Thank you, i think that did it. I actually planned to do inference on images with arbitrary input sizes.

According to the documentation, at, add_test function should be able to accept tfms and tfm_y arguments. However, i was prompted the error below. Is this the correct behaviour for the function?

data = (SegmentationItemList
    .from_folder(images, presort=True)
    .label_from_func(get_y_fn, classes=codes)
    .add_test(tests, tfms=None))

TypeError Traceback (most recent call last)
11 .label_from_func(get_y_fn, classes=codes)
—> 13 .add_test(items=tests, tfms=None)

TypeError: add_test() got an unexpected keyword argument ‘tfms’
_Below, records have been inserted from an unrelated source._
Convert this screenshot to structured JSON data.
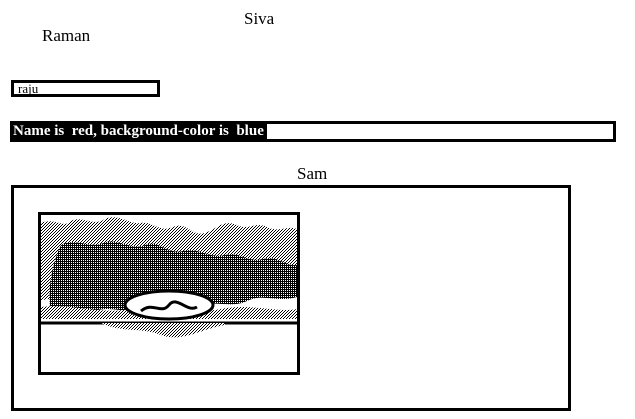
{
  "names": {
    "top_right": "Siva",
    "top_left": "Raman",
    "panel_label": "Sam"
  },
  "input": {
    "value": "raju"
  },
  "info_bar": {
    "text": "Name is  red, background-color is  blue"
  },
  "image": {
    "icon": "landscape-image-icon"
  }
}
You need a dev install for this, it’s very recent.

Hello All,

Thanks for sharing your findings. Unfortunately I have a similar problem for inference:

After loading the learner using load_learner without specifying test set: learn = load_learner(test_dir, ‘learner.pkl’).load(model), I intend to make a prediction using one of the images from validation set:

learn.predict(data.valid_ds[0][0]). But I got an error from FlowField in the function ‘create’ in class ‘ImageBBox’: “shape ‘[-1, 2]’ is invalid for input of size 4725”. The problem is it reads the whole prediction (189 * 25) as bounding boxes. The 189 is the number of boxes in total and the ‘25’ consists of 21 classes and 4 coordinates per box.

Could you give me some hint what could go wrong? Thanks!